His burying of the talent came from a lack of trust in the goodness of the Master, from a fear that the Master would punish failure or expect more from him than was reasonable or possible.

Risking requires great amounts of trust.  Thankfully, we have more than a hunch that our God is indeed a Good Master. We have proof. For our Good Master allowed His precious son to be killed by the unfaithful stewards (see the Parable of the Vineyard, Matthew 21).

As someone who learned incredibly early to perform, I tend to limit my life to things I can do and do well. While I am all for boundaries and margins, often times my small spheres come not from wisdom but from fear. I fear that I might fail, and I fear how such failure might be received, just like the unfaithful steward. I envy those naturally confident, even brazen, servants who don’t have a hard time risking or investing or putting themselves out there.  I feel so much safer burying things or maintaining small circles that I feel I can control.

But love overcomes fear, and Christ’s love continuously calls me to stretch my circles as I seek to trust Him more and more. As such, I can imagine that the gift that Christ would most happily and proudly receive from me on that beautiful day when we embrace is a basketful of bold failures –not sinful failures, but failures that came from stepping out in faith, from venturing out on His Word beyond the territory of my own gifts or abilities.

I love Brennan Manning’s words on this subjects. As a recovering (and sometimes relapsing alcoholic), Manning understood his obvious weakness which led him into the depths of God’s grace through the gospel of Christ. In his book The Signature of Jesus, he writes the following:

“The fear of falling on our faces exacts a heavy price. It discourages exploration and assures the progressive narrowing of the personality. There is no learning without fumbling. If we are to keep growing, we must risk failure all our lives.”

As I prepare to launch and promote another book, the well-worn, long-lived fear of failure keeps creeping to the surface in the form of haunting questions: What if y’all don’t buy the book? In the rare event that you might, what if you don’t like it? What if my words are misunderstood? Worse yet, what if my words aren’t clear or don’t point clearly and concisely to One who is the Word of God?

When the questions come, I simply imagine my basketful of failures. If I fail (and I will, since there are always things we could have said or said better or said differently), I have another faith-compelled risk to put into the basket that I will lay down at His beautiful feet. Reluctantly, I will gently gather and collect failures and fumbles as precious gifts birthed from a growing trust in the overwhelming Goodness of the Master.
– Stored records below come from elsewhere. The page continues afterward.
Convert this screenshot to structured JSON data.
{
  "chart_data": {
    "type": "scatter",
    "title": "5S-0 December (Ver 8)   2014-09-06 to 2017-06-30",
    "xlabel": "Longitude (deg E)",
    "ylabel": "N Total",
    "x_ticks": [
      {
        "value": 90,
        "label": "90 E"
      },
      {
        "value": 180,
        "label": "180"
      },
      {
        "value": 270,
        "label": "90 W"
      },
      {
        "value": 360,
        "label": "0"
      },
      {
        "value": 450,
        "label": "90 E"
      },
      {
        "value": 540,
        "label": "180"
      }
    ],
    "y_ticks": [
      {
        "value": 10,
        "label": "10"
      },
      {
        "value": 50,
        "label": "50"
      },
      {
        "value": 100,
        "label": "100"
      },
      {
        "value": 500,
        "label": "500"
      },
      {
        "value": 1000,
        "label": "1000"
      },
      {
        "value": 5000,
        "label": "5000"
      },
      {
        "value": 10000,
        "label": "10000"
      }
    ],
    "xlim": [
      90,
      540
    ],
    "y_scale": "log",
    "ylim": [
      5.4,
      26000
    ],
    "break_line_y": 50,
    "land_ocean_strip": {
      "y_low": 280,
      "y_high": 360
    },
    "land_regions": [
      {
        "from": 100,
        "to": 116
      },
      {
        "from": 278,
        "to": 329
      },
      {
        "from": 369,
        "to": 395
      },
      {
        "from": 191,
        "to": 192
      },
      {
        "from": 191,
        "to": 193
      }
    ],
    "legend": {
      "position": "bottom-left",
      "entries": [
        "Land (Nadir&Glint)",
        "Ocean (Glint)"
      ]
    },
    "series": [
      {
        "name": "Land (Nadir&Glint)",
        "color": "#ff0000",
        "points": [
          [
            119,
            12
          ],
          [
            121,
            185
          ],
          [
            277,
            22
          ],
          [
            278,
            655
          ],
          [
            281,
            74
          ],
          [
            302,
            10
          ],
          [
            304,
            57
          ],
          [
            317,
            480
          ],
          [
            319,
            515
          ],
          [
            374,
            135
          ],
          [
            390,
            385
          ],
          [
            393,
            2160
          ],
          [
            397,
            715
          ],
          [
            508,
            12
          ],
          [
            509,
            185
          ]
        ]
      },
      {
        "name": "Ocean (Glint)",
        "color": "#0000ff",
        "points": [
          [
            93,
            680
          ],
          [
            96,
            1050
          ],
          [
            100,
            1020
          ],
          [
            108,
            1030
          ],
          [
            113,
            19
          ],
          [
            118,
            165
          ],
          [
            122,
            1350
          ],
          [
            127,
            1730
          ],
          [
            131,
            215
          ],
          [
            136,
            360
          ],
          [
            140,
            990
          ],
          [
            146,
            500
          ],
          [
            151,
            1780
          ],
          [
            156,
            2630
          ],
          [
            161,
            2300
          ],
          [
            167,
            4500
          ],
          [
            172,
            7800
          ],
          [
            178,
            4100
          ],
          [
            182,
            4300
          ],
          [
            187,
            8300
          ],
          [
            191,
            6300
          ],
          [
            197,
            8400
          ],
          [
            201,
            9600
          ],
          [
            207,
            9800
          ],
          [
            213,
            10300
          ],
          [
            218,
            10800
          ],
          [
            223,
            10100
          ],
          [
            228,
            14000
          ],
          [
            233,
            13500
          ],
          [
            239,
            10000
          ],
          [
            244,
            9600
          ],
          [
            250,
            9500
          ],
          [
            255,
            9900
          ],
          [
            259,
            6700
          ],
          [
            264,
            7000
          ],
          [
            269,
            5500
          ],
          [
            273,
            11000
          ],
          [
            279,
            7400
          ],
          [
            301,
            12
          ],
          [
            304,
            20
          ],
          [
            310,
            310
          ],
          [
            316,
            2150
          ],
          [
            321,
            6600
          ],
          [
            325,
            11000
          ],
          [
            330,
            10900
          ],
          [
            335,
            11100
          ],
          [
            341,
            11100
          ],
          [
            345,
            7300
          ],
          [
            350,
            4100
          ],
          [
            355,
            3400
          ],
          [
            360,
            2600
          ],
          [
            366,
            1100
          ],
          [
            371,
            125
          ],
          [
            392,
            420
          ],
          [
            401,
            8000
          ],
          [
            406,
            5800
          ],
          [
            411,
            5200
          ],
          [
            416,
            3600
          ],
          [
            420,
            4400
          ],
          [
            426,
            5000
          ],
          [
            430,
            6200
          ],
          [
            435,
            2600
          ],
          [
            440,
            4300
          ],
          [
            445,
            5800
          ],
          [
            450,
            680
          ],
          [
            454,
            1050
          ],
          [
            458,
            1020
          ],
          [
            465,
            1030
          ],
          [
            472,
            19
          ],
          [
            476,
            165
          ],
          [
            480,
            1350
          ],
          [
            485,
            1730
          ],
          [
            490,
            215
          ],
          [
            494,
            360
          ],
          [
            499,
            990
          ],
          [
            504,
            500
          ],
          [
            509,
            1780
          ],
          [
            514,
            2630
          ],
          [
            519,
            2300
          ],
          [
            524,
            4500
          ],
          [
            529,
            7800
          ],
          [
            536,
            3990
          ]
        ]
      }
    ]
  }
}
In success, we receive and gather our flowers – not for our own glory or aggrandizement, but so we might present them to the One to whom all success is due. In failure (or even perceived failure), we do the same. In both our God gets the glory! I long for the day when I will get to present both my boquets of successes and my basketful of failures to Jesus. Even more so, I long for the day when trusting Him will forever be my default mode.